Weymouth Fire Department staff levels are at their lowest level in decades as firefighters face increased demand for their services at Southfield and the town's police force sees a growth in serious crime.
Acting Fire Chief Joseph Davis and Police Chief Richard Grimes brought these concerns Monday night to the Town Council's Public Safety Committee, which sought to quantify what councilors called the town's public safety inadequacies, and also identify potential solutions.
"We've gone backwards for too long," Davis said. "At some point we've got to move forward."
Councilor Ed Harrington led the discussion at Town Hall. He pursued specific personnel goals from each chief and also placed the issue in relief against Weymouth's overall financial difficulties.
Though not advocating himself for a Proposition 2 1/2 override, Harrington suggested that it or another funding source directed by residents may be the only way to solve a funding crunch that reaches across town departments, from the schools to public safety.
"I'll do everything I can within the framework of the town budget," Harrington said. "But the ultimate solution is not going to come from the council, it's not going to come from the mayor, it's going to come from the people."
When Davis joined the fire department in 1975, there were 137 firefighters, five engine companies, two ladder trucks and a rescue squad, he said.
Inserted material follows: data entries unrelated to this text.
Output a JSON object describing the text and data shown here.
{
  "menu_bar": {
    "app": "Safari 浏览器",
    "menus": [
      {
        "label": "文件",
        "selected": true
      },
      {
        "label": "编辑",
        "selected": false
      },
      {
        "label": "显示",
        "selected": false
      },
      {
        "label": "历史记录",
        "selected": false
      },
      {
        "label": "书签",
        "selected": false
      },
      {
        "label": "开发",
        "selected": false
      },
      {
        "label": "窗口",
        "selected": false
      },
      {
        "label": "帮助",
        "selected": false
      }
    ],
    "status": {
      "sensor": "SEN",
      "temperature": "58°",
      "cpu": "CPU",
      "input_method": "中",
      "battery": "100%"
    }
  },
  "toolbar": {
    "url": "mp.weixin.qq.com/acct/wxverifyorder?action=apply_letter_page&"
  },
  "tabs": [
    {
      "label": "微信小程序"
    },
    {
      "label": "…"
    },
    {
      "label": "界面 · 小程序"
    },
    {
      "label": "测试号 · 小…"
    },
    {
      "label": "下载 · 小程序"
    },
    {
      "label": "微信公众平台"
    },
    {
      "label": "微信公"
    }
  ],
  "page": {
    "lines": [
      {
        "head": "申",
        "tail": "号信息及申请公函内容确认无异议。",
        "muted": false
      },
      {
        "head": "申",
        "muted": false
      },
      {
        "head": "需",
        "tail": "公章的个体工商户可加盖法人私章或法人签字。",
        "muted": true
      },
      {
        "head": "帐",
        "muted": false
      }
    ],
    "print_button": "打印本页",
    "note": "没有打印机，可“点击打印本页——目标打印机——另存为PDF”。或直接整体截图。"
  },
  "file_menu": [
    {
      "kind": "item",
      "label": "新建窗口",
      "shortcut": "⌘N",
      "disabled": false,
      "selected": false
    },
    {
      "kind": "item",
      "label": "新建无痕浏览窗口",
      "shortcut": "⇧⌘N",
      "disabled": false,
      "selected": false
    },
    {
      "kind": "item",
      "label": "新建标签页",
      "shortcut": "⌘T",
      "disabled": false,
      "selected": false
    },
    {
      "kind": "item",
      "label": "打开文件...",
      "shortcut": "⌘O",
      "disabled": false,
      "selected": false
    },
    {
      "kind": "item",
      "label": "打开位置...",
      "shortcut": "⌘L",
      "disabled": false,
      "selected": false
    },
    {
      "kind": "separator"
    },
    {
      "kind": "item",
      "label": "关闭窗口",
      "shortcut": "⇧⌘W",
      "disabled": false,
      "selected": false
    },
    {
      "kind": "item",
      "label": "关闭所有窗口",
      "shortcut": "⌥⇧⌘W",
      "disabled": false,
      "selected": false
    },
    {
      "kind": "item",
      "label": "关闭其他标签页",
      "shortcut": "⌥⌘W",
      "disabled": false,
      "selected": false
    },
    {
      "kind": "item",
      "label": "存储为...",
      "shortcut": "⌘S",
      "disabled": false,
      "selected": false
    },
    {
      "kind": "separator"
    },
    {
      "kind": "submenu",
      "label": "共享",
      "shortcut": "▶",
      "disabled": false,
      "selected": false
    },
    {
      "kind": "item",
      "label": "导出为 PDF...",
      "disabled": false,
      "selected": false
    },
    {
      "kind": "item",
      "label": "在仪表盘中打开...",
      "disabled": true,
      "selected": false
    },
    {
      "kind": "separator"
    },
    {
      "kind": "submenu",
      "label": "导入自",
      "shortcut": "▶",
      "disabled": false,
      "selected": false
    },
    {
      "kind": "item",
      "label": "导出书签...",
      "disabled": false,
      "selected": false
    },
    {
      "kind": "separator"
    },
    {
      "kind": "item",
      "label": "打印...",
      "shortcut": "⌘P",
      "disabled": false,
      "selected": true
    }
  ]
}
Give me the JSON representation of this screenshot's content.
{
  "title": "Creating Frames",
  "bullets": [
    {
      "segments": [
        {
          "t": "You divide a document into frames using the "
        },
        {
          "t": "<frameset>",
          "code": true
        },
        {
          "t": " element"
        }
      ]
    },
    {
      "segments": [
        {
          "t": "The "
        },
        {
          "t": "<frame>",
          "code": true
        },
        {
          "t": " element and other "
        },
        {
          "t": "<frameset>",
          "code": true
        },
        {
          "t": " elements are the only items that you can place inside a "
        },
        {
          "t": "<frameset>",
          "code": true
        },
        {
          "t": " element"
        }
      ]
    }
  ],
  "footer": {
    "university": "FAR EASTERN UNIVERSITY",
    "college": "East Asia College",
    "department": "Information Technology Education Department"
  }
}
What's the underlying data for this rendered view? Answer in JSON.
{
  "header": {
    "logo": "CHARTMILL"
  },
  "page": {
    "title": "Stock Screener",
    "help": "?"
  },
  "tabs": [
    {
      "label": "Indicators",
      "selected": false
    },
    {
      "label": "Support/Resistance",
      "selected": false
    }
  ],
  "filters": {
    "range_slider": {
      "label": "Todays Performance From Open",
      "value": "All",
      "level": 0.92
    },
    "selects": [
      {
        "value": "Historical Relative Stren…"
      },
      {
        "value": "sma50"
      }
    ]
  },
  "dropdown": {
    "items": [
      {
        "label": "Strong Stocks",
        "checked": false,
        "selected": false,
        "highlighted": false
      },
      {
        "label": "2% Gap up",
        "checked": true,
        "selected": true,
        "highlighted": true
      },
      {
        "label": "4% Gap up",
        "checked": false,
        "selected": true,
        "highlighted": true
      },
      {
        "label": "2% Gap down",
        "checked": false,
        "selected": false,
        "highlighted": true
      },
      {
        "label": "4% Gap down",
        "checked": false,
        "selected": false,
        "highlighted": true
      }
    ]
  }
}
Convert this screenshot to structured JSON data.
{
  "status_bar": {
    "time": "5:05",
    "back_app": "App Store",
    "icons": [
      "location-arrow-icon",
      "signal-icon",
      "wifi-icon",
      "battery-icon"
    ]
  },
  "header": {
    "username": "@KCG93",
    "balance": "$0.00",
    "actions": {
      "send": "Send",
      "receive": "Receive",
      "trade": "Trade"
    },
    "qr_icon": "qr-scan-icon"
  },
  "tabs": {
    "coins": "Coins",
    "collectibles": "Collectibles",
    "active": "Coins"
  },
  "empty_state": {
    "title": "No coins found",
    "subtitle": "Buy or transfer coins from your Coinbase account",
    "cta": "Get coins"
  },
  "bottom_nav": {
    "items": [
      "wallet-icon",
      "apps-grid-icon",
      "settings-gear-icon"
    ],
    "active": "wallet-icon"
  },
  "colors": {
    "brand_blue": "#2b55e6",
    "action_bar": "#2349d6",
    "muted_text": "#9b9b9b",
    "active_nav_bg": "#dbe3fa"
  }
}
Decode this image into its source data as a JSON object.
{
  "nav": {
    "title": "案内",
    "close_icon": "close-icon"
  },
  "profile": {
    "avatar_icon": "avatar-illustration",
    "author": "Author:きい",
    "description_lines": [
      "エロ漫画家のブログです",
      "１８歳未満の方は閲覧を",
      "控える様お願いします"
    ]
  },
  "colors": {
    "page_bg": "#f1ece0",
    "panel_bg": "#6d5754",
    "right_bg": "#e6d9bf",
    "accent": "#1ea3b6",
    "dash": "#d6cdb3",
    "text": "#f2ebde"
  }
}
As budgets tightened over the years and the mandate has been not to replace retiring firefighters, the numbers have plummeted.
Today the department has 88 firefighters, three engine companies and one ladder truck, stretching resources thinly across town, especially in South Weymouth, Davis said.
"It's not just fires, it's emergencies, car accidents," he said.
If there is a fire somewhere in Weymouth, all available units respond, leaving only mutual aid if another calls pops up, Davis said, and that is if another town has firefighters available. Right now the department only has the capacity to respond to one alarm without assistance.
Ideally, Weymouth would return to the levels from 30 or 40 years ago, Davis said, but for now he would like to see one more engine company put back in service, adding 20 firefighters, and one more ladder truck, adding 12 more.
"We can do the job [with current levels], but I'm not comfortable about South Weymouth," Davis said. "We don't have anything that's even close to there."
To help serve the additional population growth at Southfield, Davis said the department has applied for a federal grant that would temporarily cover an extra engine and 20 firefighters. Funding from the town or South Shore Tri Town would have to cover the costs once the grant ran out. Councilors on Monday night agreed to request extra help from Weymouth's lawmakers.
Police Department staffing levels have similarily declined over the last three decades. Grimes said that there were approximately 115 sworn officers in 1982, when he arrived. Today there are 94 officers and "it's difficult" to cover the town's five sectors effectively, Grimes said.
"I'm given a budget and I'm expected to work with it," he said.
Two years ago, for example, a $400,000 cut meant four less officers and one less traffic supervisor. "The officers are doing considerably more work," Grimes said.
After Harrington pressed Grimes for a specific number he would like the department to reach, the chief said six more officers would be an "adequate start," but that getting back to 115 would be ideal. The department was "functioning well" with that staffing level, he said, without being top-heavy.
Shifting the conversation to the department's interaction with the hundreds of homes now developed in Southfield, Councilor Robert Conlon said he was not happy with the mayor's contract with Tri Town that specifices how much Weymouth is paid for police work.
Each quarter, the department provides numbers on directed patrolling and response calls in Southfield to the mayor's office, which then bills Tri Town, Grimes said. Conlon said the deal pulls officers away from the rest of Weymouth even as serious crime is becoming more prevalent.
Councilor Jane Hackett suggested that the council track revenue associated with police work in Southfield, perhaps to increase the amount Weymouth receives and also to direct extra resources toward public safety.